Xcode and the Android SDK each come from a single vendor who provides an integrated development stack and presumably vets the contents. Does anybody do that with these npm packages?

It seems like every time I run the du command in my node_modules folder, I find some crap that shouldn't be there. Earlier this year, I submitted a PR that reduced the size of the babel react preset install footprint by about a third, just by removing a totally unused dependency that nobody noticed. I don't think the contents of npm packages get nearly enough scrutiny and it scares the hell out of me.

[1] https://www.bleepingcomputer.com/news/security/52-percent-of...




How are you using du to find things that shouldn't be in node_modules? Wouldn't you need to build up a dependency tree, based on your app's package.json and recursing into every module's peer dependencies?


Would you mind linking to your PR? Would love to take a look.


It literally just removes a line from the package.json file of one of the sub-dependencies: https://github.com/babel/babel/pull/5484

It's crazy to me that a package that is downloaded from npm over 4 million times a month gets so little scrutiny that nobody but me noticed a 5MB dependency on all of lodash that wasn't even being used.


Build tool. Not app code. How is security relevant here?


And you don't care if a malicious party compromises the development machine on which it runs?

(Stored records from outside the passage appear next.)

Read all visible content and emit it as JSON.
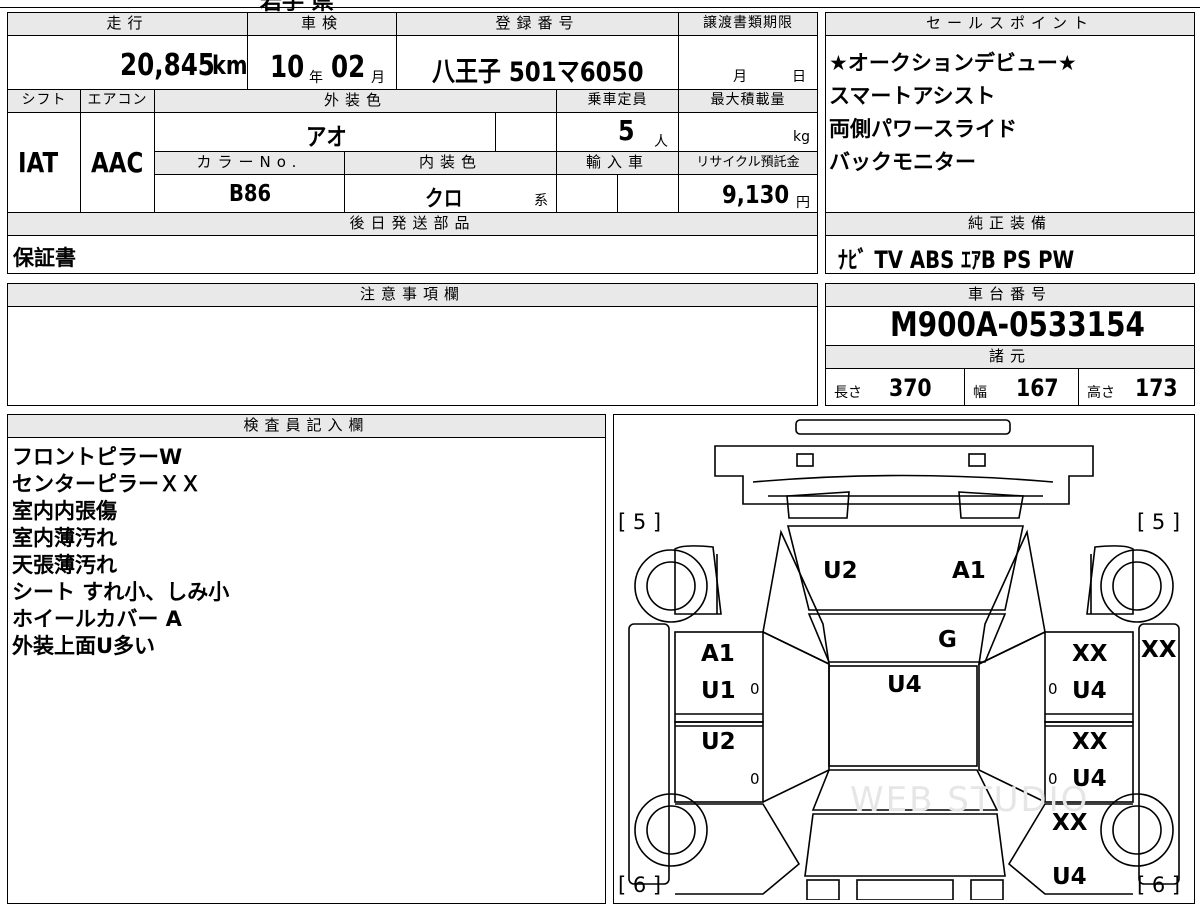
{
  "top_fragment": "岩手 県",
  "mileage": {
    "header": "走行",
    "value": "20,845",
    "unit": "km"
  },
  "inspection": {
    "header": "車検",
    "year": "10",
    "year_unit": "年",
    "month": "02",
    "month_unit": "月"
  },
  "registration": {
    "header": "登録番号",
    "value": "八王子 501マ6050"
  },
  "transfer_deadline": {
    "header": "譲渡書類期限",
    "month_unit": "月",
    "day_unit": "日"
  },
  "sales_points": {
    "header": "セールスポイント",
    "items": [
      "★オークションデビュー★",
      "スマートアシスト",
      "両側パワースライド",
      "バックモニター"
    ]
  },
  "shift": {
    "header": "シフト",
    "value": "IAT"
  },
  "aircon": {
    "header": "エアコン",
    "value": "AAC"
  },
  "exterior_color": {
    "header": "外装色",
    "value": "アオ"
  },
  "capacity": {
    "header": "乗車定員",
    "value": "5",
    "unit": "人"
  },
  "max_load": {
    "header": "最大積載量",
    "unit": "kg"
  },
  "color_no": {
    "header": "カラーNo.",
    "value": "B86"
  },
  "interior_color": {
    "header": "内装色",
    "value": "クロ",
    "suffix": "系"
  },
  "import": {
    "header": "輸入車"
  },
  "recycle_fee": {
    "header": "リサイクル預託金",
    "value": "9,130",
    "unit": "円"
  },
  "later_parts": {
    "header": "後日発送部品",
    "value": "保証書"
  },
  "genuine_equipment": {
    "header": "純正装備",
    "value": "ﾅﾋﾞ TV ABS ｴｱB PS PW"
  },
  "notes": {
    "header": "注意事項欄"
  },
  "chassis": {
    "header": "車台番号",
    "value": "M900A-0533154"
  },
  "specs": {
    "header": "諸元",
    "length_label": "長さ",
    "length": "370",
    "width_label": "幅",
    "width": "167",
    "height_label": "高さ",
    "height": "173"
  },
  "inspector": {
    "header": "検査員記入欄",
    "items": [
      "フロントピラーW",
      "センターピラーＸＸ",
      "室内内張傷",
      "室内薄汚れ",
      "天張薄汚れ",
      "シート すれ小、しみ小",
      "ホイールカバー A",
      "外装上面U多い"
    ]
  },
  "diagram": {
    "tire_front_left": "[ 5 ]",
    "tire_front_right": "[ 5 ]",
    "tire_rear_left": "[ 6 ]",
    "tire_rear_right": "[ 6 ]",
    "codes": {
      "hood_left": "U2",
      "hood_right": "A1",
      "windshield": "G",
      "roof": "U4",
      "left_front_door_1": "A1",
      "left_front_door_2": "U1",
      "left_rear_door": "U2",
      "right_front_door_1": "XX",
      "right_front_door_2": "U4",
      "right_rear_door_1": "XX",
      "right_rear_door_2": "U4",
      "right_pillar": "XX",
      "right_rear_fender": "XX",
      "right_rear_quarter": "U4"
    },
    "zero_mark": "0",
    "watermark": "WEB STUDIO"
  }
}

I can think of a whole lot of really damaging things that somebody could do running arbitrary JavaScript code with user-level privileges on thousands of developer workstations.

With various CI setups and some server-side rendering configurations, there are potentially scenarios where build tooling actually do run in environments where there are higher risks, though it's not as applicable in this specific case.


Not really about security, but I've seen some deps that even track their usage (aggressively). So, I totally agree with the "not having the same scrutiny" as other tooling methods.